Bible as cheap as a cup of coffee is hot seller in France
January 14th, 2008, filed by Tom Heneghan
“The treasure of humanity … for the price of a coffee.”
With an ad slogan like that and a price of only €1.50 ($2.20), the Bible has become a hot seller in France. In the last four months of 2007, French shoppers snapped up 200,000 copies of a new low-cost edition — as many as are usually sold in a year — in hypermarkets, a leading book chain and in religious bookshops. Another 300,000 have been bought in French-speaking Africa, Belgium, Canada and Switzerland.

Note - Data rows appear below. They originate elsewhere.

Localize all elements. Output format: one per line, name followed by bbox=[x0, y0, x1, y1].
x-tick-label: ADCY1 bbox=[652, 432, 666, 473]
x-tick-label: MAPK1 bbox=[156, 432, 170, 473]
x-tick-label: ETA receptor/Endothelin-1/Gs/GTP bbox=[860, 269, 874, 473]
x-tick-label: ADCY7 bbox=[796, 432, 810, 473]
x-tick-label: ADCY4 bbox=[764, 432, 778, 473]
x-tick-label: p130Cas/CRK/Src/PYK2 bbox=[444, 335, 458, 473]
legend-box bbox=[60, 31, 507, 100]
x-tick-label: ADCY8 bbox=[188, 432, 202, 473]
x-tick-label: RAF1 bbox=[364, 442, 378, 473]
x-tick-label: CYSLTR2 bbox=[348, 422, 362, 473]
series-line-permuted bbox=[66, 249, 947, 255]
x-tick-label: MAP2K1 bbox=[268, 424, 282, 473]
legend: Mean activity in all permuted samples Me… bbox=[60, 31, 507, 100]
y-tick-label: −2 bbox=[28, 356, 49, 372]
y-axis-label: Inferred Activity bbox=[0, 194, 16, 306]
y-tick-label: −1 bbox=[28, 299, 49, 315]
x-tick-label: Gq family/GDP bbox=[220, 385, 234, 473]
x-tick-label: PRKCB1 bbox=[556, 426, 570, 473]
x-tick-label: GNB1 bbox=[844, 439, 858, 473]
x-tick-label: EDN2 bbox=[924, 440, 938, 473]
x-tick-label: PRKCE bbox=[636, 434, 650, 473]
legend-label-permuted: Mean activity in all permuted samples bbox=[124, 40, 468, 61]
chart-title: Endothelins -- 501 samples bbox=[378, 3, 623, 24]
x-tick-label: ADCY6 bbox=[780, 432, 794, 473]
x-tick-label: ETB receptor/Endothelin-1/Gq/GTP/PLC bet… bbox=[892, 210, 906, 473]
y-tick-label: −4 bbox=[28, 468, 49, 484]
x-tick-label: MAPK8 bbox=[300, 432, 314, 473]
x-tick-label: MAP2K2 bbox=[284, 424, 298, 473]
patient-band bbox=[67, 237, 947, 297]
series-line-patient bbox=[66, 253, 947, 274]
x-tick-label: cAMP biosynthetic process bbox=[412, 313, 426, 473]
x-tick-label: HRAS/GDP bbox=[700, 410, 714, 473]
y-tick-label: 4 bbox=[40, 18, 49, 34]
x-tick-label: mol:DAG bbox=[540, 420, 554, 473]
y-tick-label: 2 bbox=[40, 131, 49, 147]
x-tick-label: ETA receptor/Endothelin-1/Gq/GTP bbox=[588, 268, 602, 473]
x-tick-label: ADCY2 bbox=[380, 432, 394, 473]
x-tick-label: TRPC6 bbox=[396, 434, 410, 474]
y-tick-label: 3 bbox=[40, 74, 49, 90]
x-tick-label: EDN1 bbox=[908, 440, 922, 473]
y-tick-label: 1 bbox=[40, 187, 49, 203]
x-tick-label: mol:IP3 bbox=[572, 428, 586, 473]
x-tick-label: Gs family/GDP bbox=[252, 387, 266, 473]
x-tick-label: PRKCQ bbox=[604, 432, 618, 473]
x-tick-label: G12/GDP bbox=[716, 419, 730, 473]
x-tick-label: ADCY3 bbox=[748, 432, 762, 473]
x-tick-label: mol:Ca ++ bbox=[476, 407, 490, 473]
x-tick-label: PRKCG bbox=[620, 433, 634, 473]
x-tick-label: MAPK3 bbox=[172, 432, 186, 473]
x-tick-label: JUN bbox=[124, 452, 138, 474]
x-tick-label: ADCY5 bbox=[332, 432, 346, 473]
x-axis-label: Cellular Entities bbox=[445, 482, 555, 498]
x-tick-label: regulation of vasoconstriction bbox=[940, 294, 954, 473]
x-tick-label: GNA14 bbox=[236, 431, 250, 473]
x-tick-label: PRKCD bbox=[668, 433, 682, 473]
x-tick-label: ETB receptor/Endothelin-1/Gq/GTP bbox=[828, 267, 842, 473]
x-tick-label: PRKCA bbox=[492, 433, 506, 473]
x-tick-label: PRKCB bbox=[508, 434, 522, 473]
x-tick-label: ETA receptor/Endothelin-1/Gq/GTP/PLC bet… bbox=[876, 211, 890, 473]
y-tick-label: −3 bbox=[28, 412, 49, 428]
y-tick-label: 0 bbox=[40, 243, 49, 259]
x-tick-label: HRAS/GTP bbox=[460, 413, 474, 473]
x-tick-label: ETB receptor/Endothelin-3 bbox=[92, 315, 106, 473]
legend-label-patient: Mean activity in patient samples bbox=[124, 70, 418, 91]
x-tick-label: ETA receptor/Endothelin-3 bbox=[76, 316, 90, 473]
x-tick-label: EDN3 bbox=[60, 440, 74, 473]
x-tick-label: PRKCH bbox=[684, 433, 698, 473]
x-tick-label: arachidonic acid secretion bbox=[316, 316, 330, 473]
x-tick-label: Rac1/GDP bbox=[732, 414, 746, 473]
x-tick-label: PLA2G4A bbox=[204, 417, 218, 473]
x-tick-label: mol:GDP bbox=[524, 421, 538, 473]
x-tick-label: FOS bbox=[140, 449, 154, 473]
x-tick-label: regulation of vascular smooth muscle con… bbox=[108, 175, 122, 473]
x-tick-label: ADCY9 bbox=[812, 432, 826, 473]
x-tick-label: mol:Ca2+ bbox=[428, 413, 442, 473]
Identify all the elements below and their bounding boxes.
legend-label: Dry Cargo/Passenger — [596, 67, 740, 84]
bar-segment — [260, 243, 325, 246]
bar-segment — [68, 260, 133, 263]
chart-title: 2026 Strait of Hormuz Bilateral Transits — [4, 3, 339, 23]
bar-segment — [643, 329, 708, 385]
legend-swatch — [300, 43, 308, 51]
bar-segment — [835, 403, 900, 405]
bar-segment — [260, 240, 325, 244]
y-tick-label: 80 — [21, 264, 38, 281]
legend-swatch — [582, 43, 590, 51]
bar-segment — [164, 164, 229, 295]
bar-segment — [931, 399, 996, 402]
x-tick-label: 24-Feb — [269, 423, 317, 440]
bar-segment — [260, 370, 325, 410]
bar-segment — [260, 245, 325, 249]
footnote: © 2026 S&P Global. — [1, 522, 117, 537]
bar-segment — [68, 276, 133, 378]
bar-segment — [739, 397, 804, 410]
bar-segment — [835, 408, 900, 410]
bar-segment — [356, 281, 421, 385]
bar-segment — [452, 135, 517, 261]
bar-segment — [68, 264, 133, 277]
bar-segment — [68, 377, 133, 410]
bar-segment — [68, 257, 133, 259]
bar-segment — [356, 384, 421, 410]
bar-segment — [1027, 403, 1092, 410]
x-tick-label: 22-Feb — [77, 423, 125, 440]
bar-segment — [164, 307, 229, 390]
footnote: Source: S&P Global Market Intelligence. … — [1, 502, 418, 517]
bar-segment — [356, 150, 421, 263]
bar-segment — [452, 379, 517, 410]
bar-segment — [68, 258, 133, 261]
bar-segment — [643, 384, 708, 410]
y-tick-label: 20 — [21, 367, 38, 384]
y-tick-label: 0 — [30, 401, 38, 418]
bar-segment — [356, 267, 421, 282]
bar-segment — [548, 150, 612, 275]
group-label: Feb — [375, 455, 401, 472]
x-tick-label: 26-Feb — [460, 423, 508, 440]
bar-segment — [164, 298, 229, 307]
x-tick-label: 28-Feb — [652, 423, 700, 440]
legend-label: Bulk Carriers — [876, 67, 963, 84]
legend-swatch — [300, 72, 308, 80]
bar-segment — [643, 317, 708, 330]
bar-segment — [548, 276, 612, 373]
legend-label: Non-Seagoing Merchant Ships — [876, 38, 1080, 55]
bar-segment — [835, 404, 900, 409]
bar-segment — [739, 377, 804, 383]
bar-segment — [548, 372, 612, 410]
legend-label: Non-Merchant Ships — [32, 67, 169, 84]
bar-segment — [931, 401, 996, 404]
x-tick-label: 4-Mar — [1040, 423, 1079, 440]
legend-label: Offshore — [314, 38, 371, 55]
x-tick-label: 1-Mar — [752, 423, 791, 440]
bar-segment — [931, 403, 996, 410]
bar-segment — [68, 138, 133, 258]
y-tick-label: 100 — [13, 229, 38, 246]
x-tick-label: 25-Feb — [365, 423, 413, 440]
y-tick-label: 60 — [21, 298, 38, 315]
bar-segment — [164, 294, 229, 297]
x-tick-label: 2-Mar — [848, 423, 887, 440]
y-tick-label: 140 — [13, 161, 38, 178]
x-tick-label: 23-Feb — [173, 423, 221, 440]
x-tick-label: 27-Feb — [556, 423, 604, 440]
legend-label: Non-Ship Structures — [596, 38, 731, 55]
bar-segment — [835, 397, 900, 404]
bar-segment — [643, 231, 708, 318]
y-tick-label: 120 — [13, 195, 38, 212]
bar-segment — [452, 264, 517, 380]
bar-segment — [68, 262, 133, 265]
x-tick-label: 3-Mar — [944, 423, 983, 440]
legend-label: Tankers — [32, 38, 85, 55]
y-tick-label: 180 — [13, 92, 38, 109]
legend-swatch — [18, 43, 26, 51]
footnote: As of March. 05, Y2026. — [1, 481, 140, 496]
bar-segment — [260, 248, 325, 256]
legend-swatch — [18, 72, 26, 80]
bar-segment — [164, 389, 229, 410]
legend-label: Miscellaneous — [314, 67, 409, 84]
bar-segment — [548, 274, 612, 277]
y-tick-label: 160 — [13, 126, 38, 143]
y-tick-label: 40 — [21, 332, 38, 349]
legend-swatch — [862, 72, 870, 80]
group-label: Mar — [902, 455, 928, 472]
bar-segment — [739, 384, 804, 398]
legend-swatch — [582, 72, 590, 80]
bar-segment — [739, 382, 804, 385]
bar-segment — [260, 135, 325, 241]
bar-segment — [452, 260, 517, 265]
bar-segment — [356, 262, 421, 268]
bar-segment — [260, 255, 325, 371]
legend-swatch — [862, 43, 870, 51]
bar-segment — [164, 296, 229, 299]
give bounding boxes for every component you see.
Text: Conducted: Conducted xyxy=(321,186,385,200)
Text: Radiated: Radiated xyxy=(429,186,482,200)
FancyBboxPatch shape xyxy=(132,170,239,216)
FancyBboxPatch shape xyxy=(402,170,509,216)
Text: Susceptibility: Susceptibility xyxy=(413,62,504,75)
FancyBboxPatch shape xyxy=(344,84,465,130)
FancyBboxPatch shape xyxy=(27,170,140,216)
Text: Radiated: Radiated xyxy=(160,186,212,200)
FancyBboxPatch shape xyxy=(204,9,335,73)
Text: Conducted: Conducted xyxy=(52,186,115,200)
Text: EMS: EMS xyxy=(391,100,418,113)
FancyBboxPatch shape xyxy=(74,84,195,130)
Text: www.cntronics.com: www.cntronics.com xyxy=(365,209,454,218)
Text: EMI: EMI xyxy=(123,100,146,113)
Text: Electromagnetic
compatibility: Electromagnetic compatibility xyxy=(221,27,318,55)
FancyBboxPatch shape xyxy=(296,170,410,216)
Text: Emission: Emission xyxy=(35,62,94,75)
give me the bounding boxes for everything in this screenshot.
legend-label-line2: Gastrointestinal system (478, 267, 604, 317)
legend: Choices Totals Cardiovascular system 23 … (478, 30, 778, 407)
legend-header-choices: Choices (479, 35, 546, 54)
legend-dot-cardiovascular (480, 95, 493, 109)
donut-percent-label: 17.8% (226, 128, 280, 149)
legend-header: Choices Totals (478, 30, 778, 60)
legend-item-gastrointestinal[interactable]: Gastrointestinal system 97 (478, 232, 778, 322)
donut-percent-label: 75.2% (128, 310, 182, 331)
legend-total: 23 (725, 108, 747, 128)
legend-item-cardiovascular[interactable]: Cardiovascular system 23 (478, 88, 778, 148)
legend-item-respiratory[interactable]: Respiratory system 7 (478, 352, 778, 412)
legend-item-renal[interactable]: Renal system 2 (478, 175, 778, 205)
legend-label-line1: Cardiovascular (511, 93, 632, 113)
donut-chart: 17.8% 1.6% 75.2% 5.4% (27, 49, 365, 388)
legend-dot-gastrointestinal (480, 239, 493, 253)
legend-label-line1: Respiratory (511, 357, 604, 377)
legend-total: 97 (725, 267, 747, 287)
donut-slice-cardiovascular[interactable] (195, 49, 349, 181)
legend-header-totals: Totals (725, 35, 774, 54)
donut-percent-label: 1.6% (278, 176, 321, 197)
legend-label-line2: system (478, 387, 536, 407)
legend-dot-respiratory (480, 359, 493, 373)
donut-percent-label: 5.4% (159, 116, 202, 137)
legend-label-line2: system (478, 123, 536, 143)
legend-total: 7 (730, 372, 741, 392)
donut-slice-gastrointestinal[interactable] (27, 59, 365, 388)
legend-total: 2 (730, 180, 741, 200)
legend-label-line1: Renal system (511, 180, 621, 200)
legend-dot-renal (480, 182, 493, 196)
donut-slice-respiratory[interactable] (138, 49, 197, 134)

The Geneva Bible Society says the new translation (only into French) is meant to be for those who’ve never read the Bible before. “The sentences are shorter and the vocabulary more understandable,” its director Jean-Pierre Bezin told the French daily Le Parisien.
But isn’t France such a secularised country? Frederic Lenoir, editor of Le Monde des Religions, said many French no longer believe in God or attend church but they could not ignore the role of Christianity in western culture. “There are many biblical references in films and books these days and they think it’s useful to know the Bible,” he said. “They wouldn’t spend €25 to buy one, but they’re tempted by €1.50.”
The translation is called Segond 21, after the 19th-century Geneva theologian and Bible translator Louis Segond. The Geneva Bible Society has put two examples of it online in PDF — the Book of Isaiah and the Epistle to the Romans.
Buying a Bible just because it’s so cheap sounds a bit odd. There are so many reasonably priced editions around that I’d think anyone who wanted one would be ready to pay for it. Would you buy a Bible only if it sold at rock-bottom prices?